Because I got to yoga a little early, the religious guys were still there.
You see, the class before mine is exclusively for “fervently orthodox men.” They’re American, and baalei teshuva and embody this weird combination of a modern, American sensibility with this newfound holiness.
Not that I’m saying they are holy men, only that they are always looking at the world through the lens of Torah, and by that I mean of G-dliness.
Usually, I’m annoyed to see them.
The space is so small and it is always full of their bicycles, apparently their vehicle of choice which, if you ask me, truly shows belief in a higher power since in Jerusalem, between the hills and the insane drivers, just getting on a bike is an act of faith.
But what really bugs are the words of Torah they are always dispensing, often hovering in the doorway to finish their d’rash in their very American Hebrew, which possibly irritates me because their accent sounds exactly like my own.

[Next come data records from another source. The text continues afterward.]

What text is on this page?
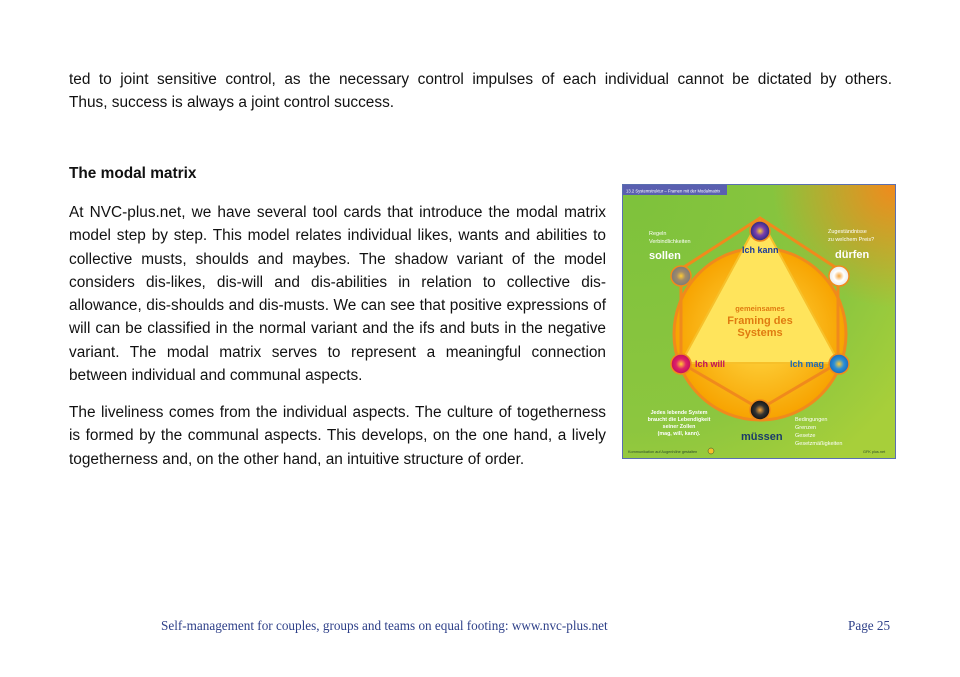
ted to joint sensitive control, as the necessary control impulses of each individual cannot be dictated by others.
Thus, success is always a joint control success.

The modal matrix

At NVC-plus.net, we have several tool cards that introduce the modal matrix model step by step. This model relates individual likes, wants and abilities to collective musts, shoulds and maybes. The shadow variant of the model considers dis-likes, dis-will and dis-abilities in relation to collective dis-allowance, dis-shoulds and dis-musts. We can see that positive expressions of will can be classified in the normal variant and the ifs and buts in the negative variant. The modal matrix serves to represent a meaningful connection between individual and communal aspects.

The liveliness comes from the individual aspects. The culture of togetherness is formed by the communal aspects. This develops, on the one hand, a lively togetherness and, on the other hand, an intuitive structure of order.

13.2 Systemstruktur – Framen mit der Modalmatrix
gemeinsames
Framing des
Systems
Ich kann
Ich will	Ich mag
sollen	dürfen
müssen
Regeln
Verbindlichkeiten
Zugeständnisse
zu welchem Preis?
Jedes lebende System
braucht die Lebendigkeit
seiner Zollen
(mag, will, kann).
Bedingungen
Grenzen
Gesetze
Gesetzmäßigkeiten
Kommunikation auf Augenhöhe gestalten	GFK plus.net
Self-management for couples, groups and teams on equal footing: www.nvc-plus.net	Page 25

But today it was different.
“Give us a few words,” said our teacher.
And so this one guy, who happens to be rather cute, if one could see past the black suit (complete with a jacket! In this heat!) and the beard, giant kippah and hanging tsisit, started talking about love.
He began by referring to Beverley Hills 90210. Remember that, people? Which is another way of saying, the dude is probably exactly my age. So the analogy was about materialism, about how many people, like some tv characters popular back when I was young and hopeful, think that money will buy you happiness.
But guess what? They are wrong.
Ok, ok, tell me something new, you’re saying. (Although a little bit of money isn’t bad, sayeth my mother.)
Anyway, he went on to say some really beautiful things. What is love? He asked. Love is a relationship. It is giving of oneself to someone else. It is about commitment. And obligation. And partnership.
He said some other stuff, too, about free will and other deep things but I was just focused on how much of what he was saying, which was not so secretly about the People Israel and the One on High, could really be applied to the dating arena.
Because therein lies the problem: How to get past all the dating to the actual partnership? And once there, how to be in a real “I-thou” instead of “I-It” relationship? (May Buber forgive me.)
What I’m saying is that after so many years of being single, and of hurts piling upon hurts, it is so hard, impossible, even, to know how to really “see” someone. And it is just as hard, impossible, even, to truly see ourselves.
Because the sad truth is, with so much accumulated baggage and defense mechanisms, approaching dating from a perspective of Total Love is a recipe for disaster.
Which is another way of saying, being open and heartfelt and completely honest is like walking around with a big ole sign on your heart that says, “Break me.”
So what to do?
Which is another way of saying, how to get from here to there?